Synthesis of electrostatic electron and ion optical systems.

Abstract

Synthesis of electrostatic lenses was successfully achieved by using the cubic spline method or the a priori given multielectrode approach. In this dissertation, we propose synthesis of electrostatic deflectors with given source parameters, first-order properties, and minimum aberrations by using the cubic spline method or the a priori given multielectrode approach through a sequential optimization technique combined with the gradient method and the Hooke and Jeeves' method. Our calculations show that the third-order geometrical deflection aberrations can be reduced by 2-3 orders of magnitude using the electrodes of electrostatic spline deflectors reconstructed in terms of the optimized first harmonic field distribution (FHFD) functions or a multielectrode deflector with 3 units or 5 units, each having short cylindrical segments geometrically octupole symmetry.
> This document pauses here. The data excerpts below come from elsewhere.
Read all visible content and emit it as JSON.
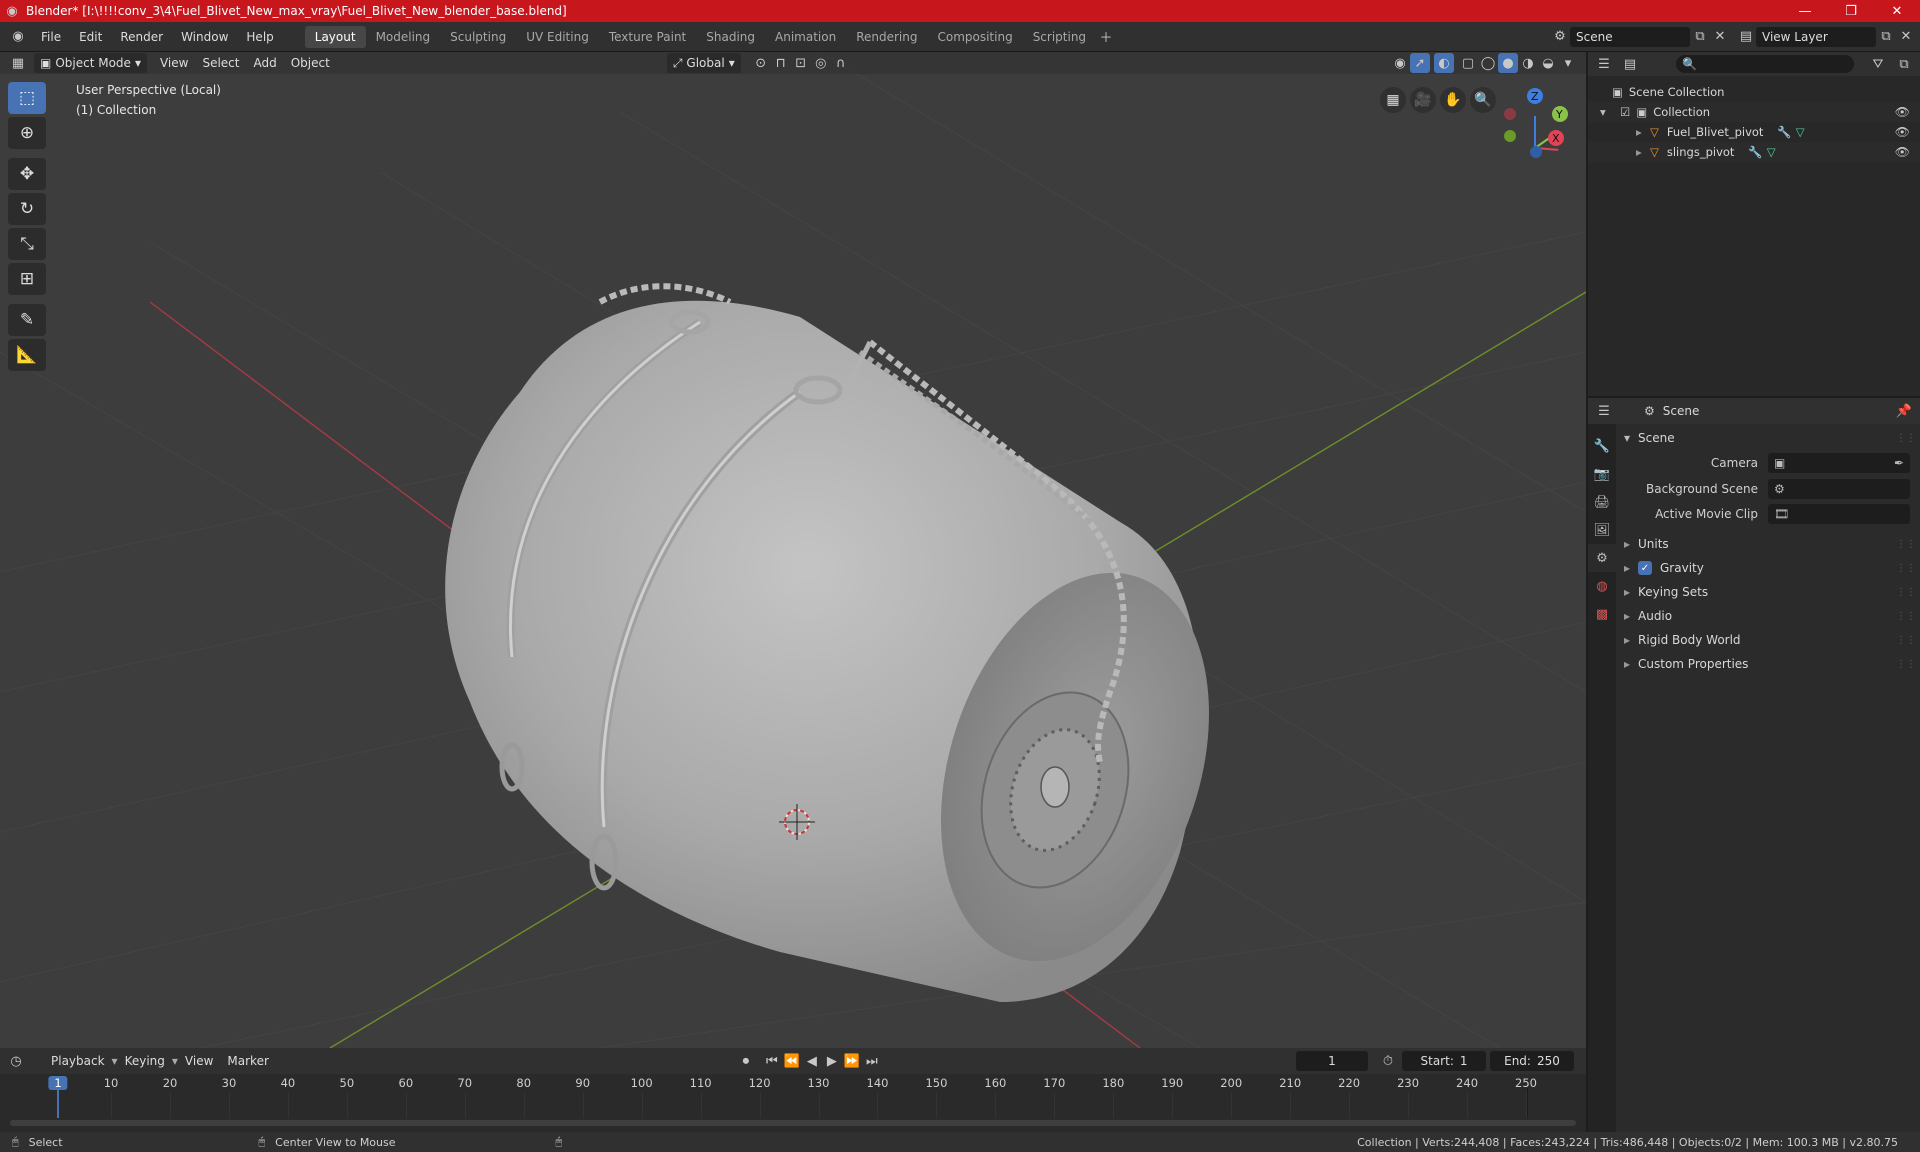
{
  "window": {
    "title": "Blender* [I:\\!!!!conv_3\\4\\Fuel_Blivet_New_max_vray\\Fuel_Blivet_New_blender_base.blend]"
  },
  "menu": [
    "File",
    "Edit",
    "Render",
    "Window",
    "Help"
  ],
  "workspaces": [
    "Layout",
    "Modeling",
    "Sculpting",
    "UV Editing",
    "Texture Paint",
    "Shading",
    "Animation",
    "Rendering",
    "Compositing",
    "Scripting"
  ],
  "scene_selector": {
    "value": "Scene"
  },
  "view_layer_selector": {
    "value": "View Layer"
  },
  "viewport": {
    "mode": "Object Mode",
    "menus": [
      "View",
      "Select",
      "Add",
      "Object"
    ],
    "orientation": "Global",
    "overlay_line1": "User Perspective (Local)",
    "overlay_line2": "(1) Collection"
  },
  "gizmo": {
    "x": "X",
    "y": "Y",
    "z": "Z"
  },
  "outliner": {
    "root": "Scene Collection",
    "collection": "Collection",
    "objects": [
      "Fuel_Blivet_pivot",
      "slings_pivot"
    ]
  },
  "properties": {
    "context": "Scene",
    "panel_title": "Scene",
    "camera_label": "Camera",
    "background_scene_label": "Background Scene",
    "active_movie_clip_label": "Active Movie Clip",
    "sections": [
      "Units",
      "Gravity",
      "Keying Sets",
      "Audio",
      "Rigid Body World",
      "Custom Properties"
    ]
  },
  "timeline": {
    "menus": [
      "Playback",
      "Keying",
      "View",
      "Marker"
    ],
    "current_frame": "1",
    "start_label": "Start:",
    "start": "1",
    "end_label": "End:",
    "end": "250",
    "ruler": [
      "1",
      "10",
      "20",
      "30",
      "40",
      "50",
      "60",
      "70",
      "80",
      "90",
      "100",
      "110",
      "120",
      "130",
      "140",
      "150",
      "160",
      "170",
      "180",
      "190",
      "200",
      "210",
      "220",
      "230",
      "240",
      "250"
    ]
  },
  "status": {
    "left_action": "Select",
    "middle_action": "Center View to Mouse",
    "stats": "Collection | Verts:244,408 | Faces:243,224 | Tris:486,448 | Objects:0/2 | Mem: 100.3 MB | v2.80.75"
  },
  "colors": {
    "title_bar": "#c8161d",
    "accent": "#4772b3",
    "axis_x": "#e24455",
    "axis_y": "#8bc34a",
    "axis_z": "#3d7fe0"
  }
}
We also present synthesis of an ion beam column as a single entity, based on combined focusing and deflection (CFD). In a CFD system it is difficult to reconstruct the electrodes by using the cubic spline method because of the difference in the role of inflection points between axial potential distribution (APD) and FHFD functions. In this case, while the cubic spline method remains a valuable mathematical tool, the a priori given multielectrode approach is a better candidate for the synthesis of the CFD system. By using a sequential optimization technique for a multipurpose multipole system with 9 units, our calculations show that one can obtain a beam spot radius less than 7 nm and current density of 614 A/cm², scanned over a 2 mm-square field for a field ionization source. A sensitivity analysis is given, and the optimum working distances of a given CFD system are presented for the minimum beam spot radius.